In Atlanta we could only come up with one man (there’s probably a few women) who seemed like an obvious Hall of Famer – Stu Downs (if you’re reading sorry to make you the poster boy Stuart). We ran into a problem when we started to come up with a really strong argument to justify what seemed like our common sense view that Stu belongs in the hall. 1) He’s never won a championship. (Begin aside – Stu was on the Keg Workers when they won worlds, but there’s the question of whether that should count or not. This is especially true if you want to make the eligibility rule something like “a player becomes eligible for the Hall of Fame beginning five years after his final season in open/women’s.” If the eligibility rules view Masters as a game akin to Tennis’s Legends series it seems weird to give a player credit for a championship in that division - end aside).. Of course, he was able to get to natties numerous times and that should definitely count for something. 2) We don’t have any stats. 3) Maybe you could say Stu dominated the game at a specific position. He’s still one of the best middle middles around.

Another question we had was – could a player be eligible for the Hall purely based on what he/she did in the mixed division?

Anyway kind of a fun topic, if anybody has any thought let’s hear them.


Barrett said...

As far as Stu is concerned, he is probably THE best middle middle ever to play, and that alone might be enough -- e.g., there aren't likely many punters in the NFL HoF, but the BEST, like a Ray Guy, ought to be, even for a position of relatively limited scope.

Stu may have a unique case, though, as his greatest accomplishment (besides that called package in Savannah) is probably as an ambassador for the game and biggest reason, IMO, for what the ATL frisbee community is. Plus, he knows everyone. Maybe he'll get the vote down the road from the Old-Timers' Committee :)

parinella said...

Aside: eligibility is age-based.

And everything a player does in his career helps build his case. It's up to the individual voters to weigh how important a title or personal accomplishment in a lesser division like Masters or College ought to be.

ringo said...

As Rob said, Stu is the BEST middle middle ever to play the game. It's always been my understanding that Stu defined and changed the position. Just from the anecdotal evidence (and the small sample of his (and other's) play that I have seen), I would guess that no player has gotten more blocks from the middle middle position that the Wizard.
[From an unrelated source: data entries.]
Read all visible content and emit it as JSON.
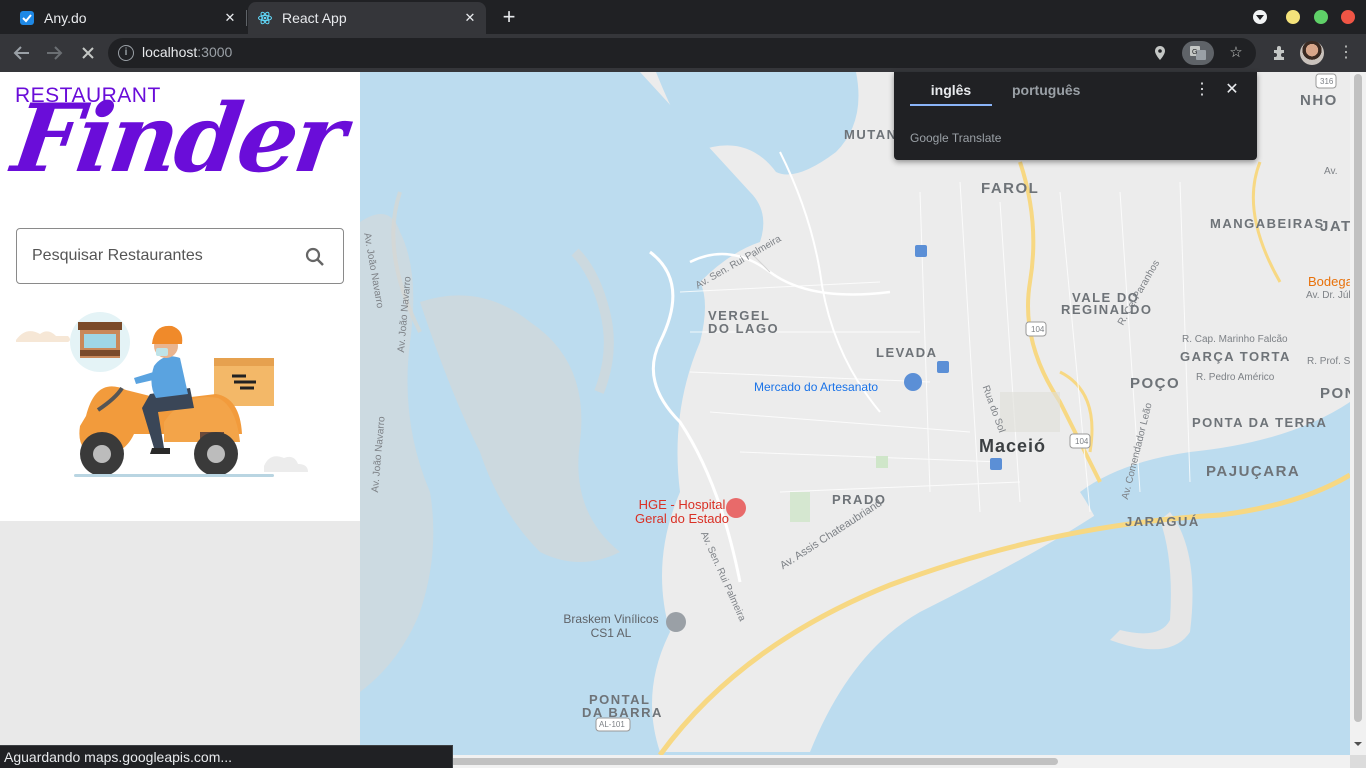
{
  "browser": {
    "tabs": [
      {
        "title": "Any.do",
        "favicon": "anydo-check-icon",
        "active": false,
        "favicon_color": "#1e88e5"
      },
      {
        "title": "React App",
        "favicon": "react-logo-icon",
        "active": true,
        "favicon_color": "#61dafb"
      }
    ],
    "url_host": "localhost",
    "url_port": ":3000",
    "status_text": "Aguardando maps.googleapis.com..."
  },
  "app": {
    "logo_small": "RESTAURANT",
    "logo_big": "Finder",
    "brand_color": "#6a0dd9",
    "search": {
      "placeholder": "Pesquisar Restaurantes",
      "value": ""
    }
  },
  "translate_popup": {
    "tabs": [
      "inglês",
      "português"
    ],
    "active_tab": "inglês",
    "brand": "Google Translate"
  },
  "map": {
    "areas": [
      "FAROL",
      "MUTAN",
      "VALE DO",
      "REGINALDO",
      "MANGABEIRAS",
      "VERGEL",
      "DO LAGO",
      "LEVADA",
      "POÇO",
      "GARÇA TORTA",
      "PONTA DA TERRA",
      "PAJUÇARA",
      "PRADO",
      "JARAGUÁ",
      "PONTAL",
      "DA BARRA",
      "NHO",
      "JAT",
      "PONT"
    ],
    "city": "Maceió",
    "streets": [
      "Av. Sen. Rui Palmeira",
      "Av. João Navarro",
      "Av. João Navarro",
      "Av. João Navarro",
      "R. Cel Paranhos",
      "R. Cap. Marinho Falcão",
      "R. Prof. S",
      "R. Pedro Américo",
      "Rua do Sol",
      "Av. Comendador Leão",
      "Av. Assis Chateaubriand",
      "Av. Sen. Rui Palmeira",
      "Av. Dr. Júl",
      "Av. "
    ],
    "pois": {
      "market": "Mercado do Artesanato",
      "hospital": "HGE - Hospital Geral do Estado",
      "braskem": "Braskem Vinílicos CS1 AL",
      "bodega": "Bodega"
    },
    "shields": [
      "104",
      "104",
      "316",
      "AL-101"
    ]
  }
}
This alone could be a reason for admittance.

Also echoing Rob, Stu's spirit is unmatched. He quelled the evil empire at Natties in '96. In an era where pushing and fighting was prevelant, Stu's unwavering belief in his opponent's ability to do Right, pushed the agro attitude to the side. He has impacted countless number of players about how to play the game and how to be a person. This kind of contribution may be overlooked when it comes to a big four sport HOF, but it shouldn't be overlooked in ultimate and certaintly not in Stu's case.

Lastly, whether or not he ever won a championship, Stu played at a competitive level for a long period of time and was a factor on every team he has ever played with.

When I think of a HOF type player I think of a player that people would or should talk about when they discuss the evolution and history of the sport. In ours, Stu meets those criteria.

p.s. The called package was unreal, but that's why he's the wizard. We've all seen him do ridiculous things on the field.

Jon said...

"called package"?

bluffton said...

I love the guy, but I'm saying questionable. Yea, he did a lot for the sport, but he was on teams where he made no impact, Atlanta Masters 2002, and others like Scooter from upstate NY players the Middle middle with similar Jedi skills. Stu, he is/was fabulous, and might even make ultimate 100 greatist (which is a testimate) but Hall material.. Not yet.